Feature

Jerry Leiber, 1933–2011

The lyricist of the rock ’n’ roll revolution

Jerry Leiber was standing on a New York dock in 1956 when his longtime songwriting partner, Mike Stoller, landed after being rescued from the sinking ocean liner Andrea Doria. Leiber had a dry set of clothes and some news: Their song “Hound Dog,” written three years earlier for “Big Mama” Thornton, was all over the radio, sung by “some white guy” named Elvis.

That was a milestone in a 60-year partnership whose “sassy lyrics and playful melodies” allowed American teenagers “to enjoy their youth and poke fun at their elders,” said the Los Angeles Times. Elvis Presley reinvented the lyrics of that first hit, singing, “You ain’t never caught a rabbit and you ain’t no friend of mine.” Leiber later commented, “I’d never write such a dumb line.” But the record sold 7 million copies and launched a lucrative partnership with Presley, who also recorded such Leiber and Stoller hits as “Trouble” and “Jailhouse Rock.”

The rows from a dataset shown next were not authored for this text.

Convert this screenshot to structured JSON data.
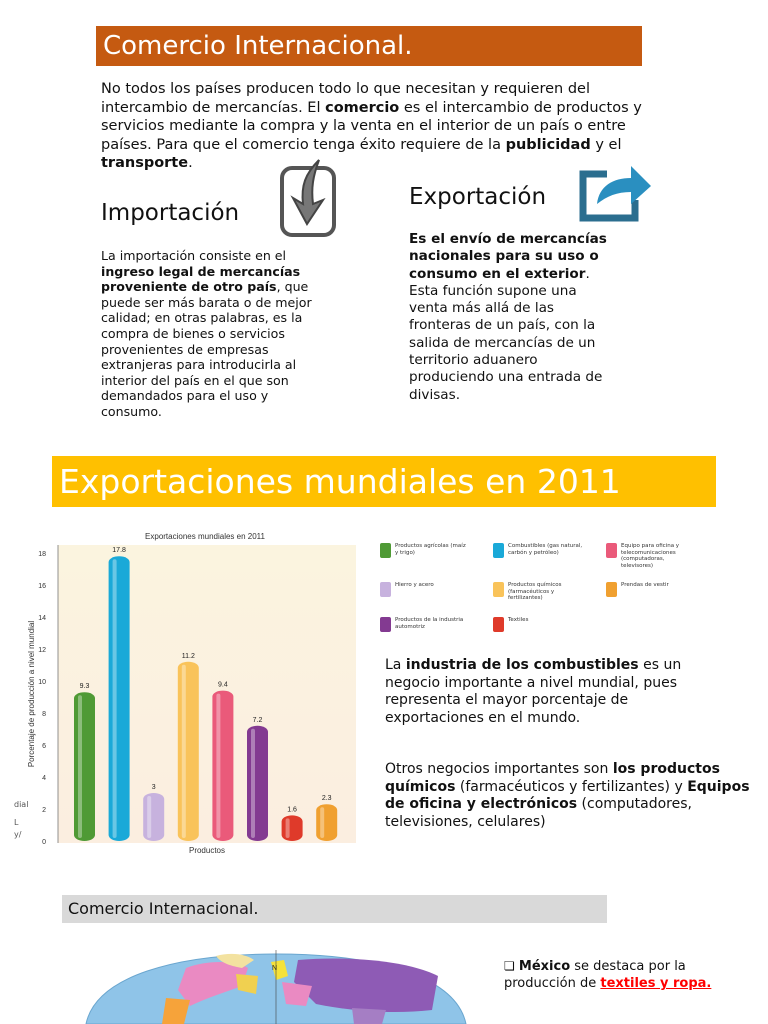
{
  "banner1": "Comercio Internacional.",
  "intro": {
    "t1": "No todos los países producen todo lo que necesitan y requieren del intercambio de mercancías.  El ",
    "b1": "comercio",
    "t2": " es el intercambio de productos y servicios mediante la compra y la venta en el interior de un país o entre países. Para que el comercio tenga éxito requiere de la ",
    "b2": "publicidad",
    "t3": " y el ",
    "b3": "transporte",
    "t4": "."
  },
  "importacion": {
    "heading": "Importación",
    "icon": "download-arrow-icon",
    "t1": "La importación consiste en el ",
    "b1": "ingreso legal de mercancías proveniente de otro país",
    "t2": ", que puede ser más barata o de mejor calidad; en otras palabras, es la compra de bienes o servicios provenientes de empresas extranjeras para introducirla al interior del país en el que son demandados para el uso y consumo."
  },
  "exportacion": {
    "heading": "Exportación",
    "icon": "share-arrow-icon",
    "b1": "Es el envío de mercancías nacionales para su uso o consumo en el exterior",
    "t1": ". Esta función supone una venta más allá de las fronteras de un país, con la salida de mercancías de un territorio aduanero produciendo una entrada de divisas."
  },
  "banner2": "Exportaciones mundiales en 2011",
  "chart_data": {
    "type": "bar",
    "title": "Exportaciones mundiales en 2011",
    "xlabel": "Productos",
    "ylabel": "Porcentaje de producción a nivel mundial",
    "ylim": [
      0,
      18
    ],
    "yticks": [
      0,
      2,
      4,
      6,
      8,
      10,
      12,
      14,
      16,
      18
    ],
    "grid": false,
    "legend_position": "right",
    "values": [
      9.3,
      17.8,
      3,
      11.2,
      9.4,
      7.2,
      1.6,
      2.3
    ],
    "value_labels": [
      "9.3",
      "17.8",
      "3",
      "11.2",
      "9.4",
      "7.2",
      "1.6",
      "2.3"
    ],
    "colors": [
      "#4f9a35",
      "#1aa9d8",
      "#c7b2de",
      "#f9c35a",
      "#ea5a7a",
      "#833a91",
      "#df3a2a",
      "#f0a030"
    ]
  },
  "side_fragments": [
    "dial",
    "L",
    "y/"
  ],
  "legend": [
    {
      "label": "Productos agrícolas (maíz y trigo)",
      "color": "#4f9a35"
    },
    {
      "label": "Combustibles (gas natural, carbón y petróleo)",
      "color": "#1aa9d8"
    },
    {
      "label": "Equipo para oficina y telecomunicaciones (computadoras, televisores)",
      "color": "#ea5a7a"
    },
    {
      "label": "Hierro y acero",
      "color": "#c7b2de"
    },
    {
      "label": "Productos químicos (farmacéuticos y fertilizantes)",
      "color": "#f9c35a"
    },
    {
      "label": "Prendas de vestir",
      "color": "#f0a030"
    },
    {
      "label": "Productos de la industria automotriz",
      "color": "#833a91"
    },
    {
      "label": "Textiles",
      "color": "#df3a2a"
    }
  ],
  "p1": {
    "t1": "La ",
    "b1": "industria de los combustibles",
    "t2": "  es un negocio importante a nivel mundial, pues representa el mayor porcentaje de exportaciones en el mundo."
  },
  "p2": {
    "t1": "Otros negocios importantes son ",
    "b1": "los productos químicos",
    "t2": " (farmacéuticos y fertilizantes) y ",
    "b2": "Equipos de oficina  y electrónicos",
    "t3": " (computadores, televisiones, celulares)"
  },
  "banner3": "Comercio Internacional.",
  "mexico": {
    "b1": "México",
    "t1": " se destaca por la producción de ",
    "red": "textiles y ropa."
  }
}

Leiber was born to a widow who ran a grocery store on the edge of Baltimore’s ghetto, but he moved to Los Angeles as a teenager and soon met Stoller. The two “began writing music together almost instantly,” said Rolling Stone, and within a few years, they were “the hottest songwriters in the business.”

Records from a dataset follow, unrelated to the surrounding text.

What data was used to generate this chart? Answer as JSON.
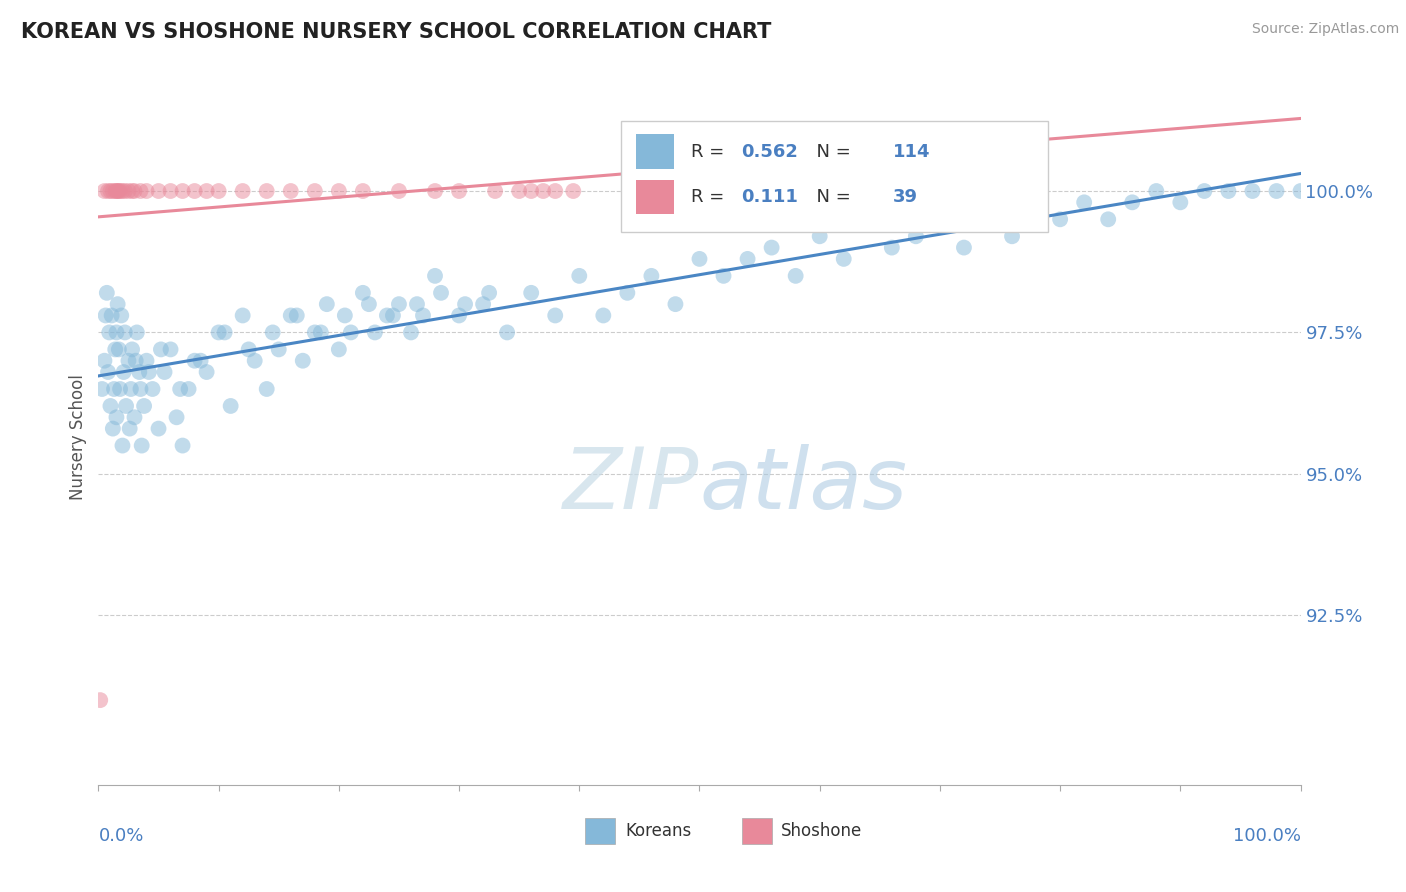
{
  "title": "KOREAN VS SHOSHONE NURSERY SCHOOL CORRELATION CHART",
  "source": "Source: ZipAtlas.com",
  "ylabel": "Nursery School",
  "xlim": [
    0.0,
    100.0
  ],
  "ylim": [
    89.5,
    101.8
  ],
  "yticks": [
    92.5,
    95.0,
    97.5,
    100.0
  ],
  "ytick_labels": [
    "92.5%",
    "95.0%",
    "97.5%",
    "100.0%"
  ],
  "korean_R": 0.562,
  "korean_N": 114,
  "shoshone_R": 0.111,
  "shoshone_N": 39,
  "korean_color": "#85b8d9",
  "shoshone_color": "#e8899a",
  "korean_line_color": "#4a86c4",
  "shoshone_line_color": "#e8899a",
  "legend_label_korean": "Koreans",
  "legend_label_shoshone": "Shoshone",
  "korean_x": [
    0.3,
    0.5,
    0.6,
    0.7,
    0.8,
    0.9,
    1.0,
    1.1,
    1.2,
    1.3,
    1.4,
    1.5,
    1.5,
    1.6,
    1.7,
    1.8,
    1.9,
    2.0,
    2.1,
    2.2,
    2.3,
    2.5,
    2.6,
    2.7,
    2.8,
    3.0,
    3.2,
    3.4,
    3.6,
    3.8,
    4.0,
    4.5,
    5.0,
    5.5,
    6.0,
    6.5,
    7.0,
    7.5,
    8.0,
    9.0,
    10.0,
    11.0,
    12.0,
    13.0,
    14.0,
    15.0,
    16.0,
    17.0,
    18.0,
    19.0,
    20.0,
    21.0,
    22.0,
    23.0,
    24.0,
    25.0,
    26.0,
    27.0,
    28.0,
    30.0,
    32.0,
    34.0,
    36.0,
    38.0,
    40.0,
    42.0,
    44.0,
    46.0,
    48.0,
    50.0,
    52.0,
    54.0,
    56.0,
    58.0,
    60.0,
    62.0,
    64.0,
    66.0,
    68.0,
    70.0,
    72.0,
    74.0,
    76.0,
    78.0,
    80.0,
    82.0,
    84.0,
    86.0,
    88.0,
    90.0,
    92.0,
    94.0,
    96.0,
    98.0,
    100.0,
    3.1,
    3.5,
    4.2,
    5.2,
    6.8,
    8.5,
    10.5,
    12.5,
    14.5,
    16.5,
    18.5,
    20.5,
    22.5,
    24.5,
    26.5,
    28.5,
    30.5,
    32.5
  ],
  "korean_y": [
    96.5,
    97.0,
    97.8,
    98.2,
    96.8,
    97.5,
    96.2,
    97.8,
    95.8,
    96.5,
    97.2,
    96.0,
    97.5,
    98.0,
    97.2,
    96.5,
    97.8,
    95.5,
    96.8,
    97.5,
    96.2,
    97.0,
    95.8,
    96.5,
    97.2,
    96.0,
    97.5,
    96.8,
    95.5,
    96.2,
    97.0,
    96.5,
    95.8,
    96.8,
    97.2,
    96.0,
    95.5,
    96.5,
    97.0,
    96.8,
    97.5,
    96.2,
    97.8,
    97.0,
    96.5,
    97.2,
    97.8,
    97.0,
    97.5,
    98.0,
    97.2,
    97.5,
    98.2,
    97.5,
    97.8,
    98.0,
    97.5,
    97.8,
    98.5,
    97.8,
    98.0,
    97.5,
    98.2,
    97.8,
    98.5,
    97.8,
    98.2,
    98.5,
    98.0,
    98.8,
    98.5,
    98.8,
    99.0,
    98.5,
    99.2,
    98.8,
    99.5,
    99.0,
    99.2,
    99.5,
    99.0,
    99.5,
    99.2,
    99.8,
    99.5,
    99.8,
    99.5,
    99.8,
    100.0,
    99.8,
    100.0,
    100.0,
    100.0,
    100.0,
    100.0,
    97.0,
    96.5,
    96.8,
    97.2,
    96.5,
    97.0,
    97.5,
    97.2,
    97.5,
    97.8,
    97.5,
    97.8,
    98.0,
    97.8,
    98.0,
    98.2,
    98.0,
    98.2
  ],
  "shoshone_x": [
    0.15,
    0.5,
    0.8,
    1.0,
    1.2,
    1.4,
    1.5,
    1.6,
    1.7,
    1.8,
    2.0,
    2.2,
    2.5,
    2.8,
    3.0,
    3.5,
    4.0,
    5.0,
    6.0,
    7.0,
    8.0,
    9.0,
    10.0,
    12.0,
    14.0,
    16.0,
    18.0,
    20.0,
    22.0,
    25.0,
    28.0,
    30.0,
    33.0,
    35.0,
    36.0,
    37.0,
    38.0,
    39.5
  ],
  "shoshone_y": [
    91.0,
    100.0,
    100.0,
    100.0,
    100.0,
    100.0,
    100.0,
    100.0,
    100.0,
    100.0,
    100.0,
    100.0,
    100.0,
    100.0,
    100.0,
    100.0,
    100.0,
    100.0,
    100.0,
    100.0,
    100.0,
    100.0,
    100.0,
    100.0,
    100.0,
    100.0,
    100.0,
    100.0,
    100.0,
    100.0,
    100.0,
    100.0,
    100.0,
    100.0,
    100.0,
    100.0,
    100.0,
    100.0
  ]
}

And no wonder, said The Village Voice. Leiber was “one of the shrewdest lyricists in history,” setting up familiar story lines that were “perfect for the emerging teenage audience.” Their song “Yakety-Yak,” for example, captures the tension between duty-driven parents and adolescents who’d rather do anything than “take out the papers and the trash.” The cheeky tune “Poison Ivy”—“You’re gonna need an ocean of calamine lotion”—was, Leiber freely admitted, “a metaphor for a sexually transmitted disease—the clap.’’

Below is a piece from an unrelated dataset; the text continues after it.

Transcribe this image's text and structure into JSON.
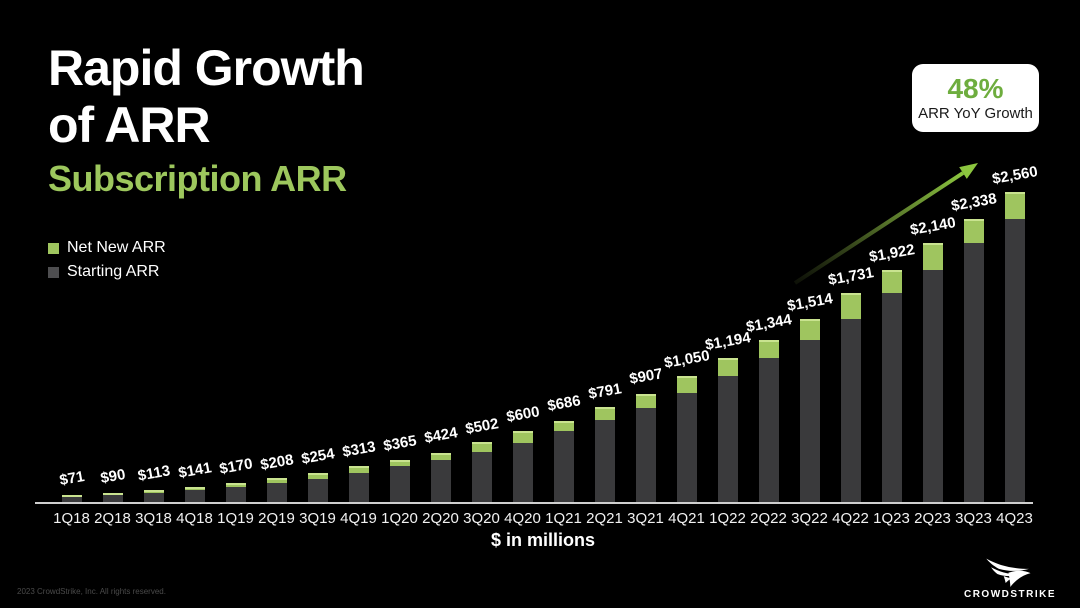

Leiber and Stoller’s output went beyond such “timeless, mischievous tunes,” said The Philadelphia Inquirer. They collaborated with Ben E. King on the classic “Stand By Me,” and with Phil Spector on “Spanish Harlem.” The pair also wrote Peggy Lee’s hit ballad “Is That All There Is?” and Stealers Wheel’s 1972 hit “Stuck in the Middle With You.” Critic John Lahr wrote, “They corrupted us with pleasure.”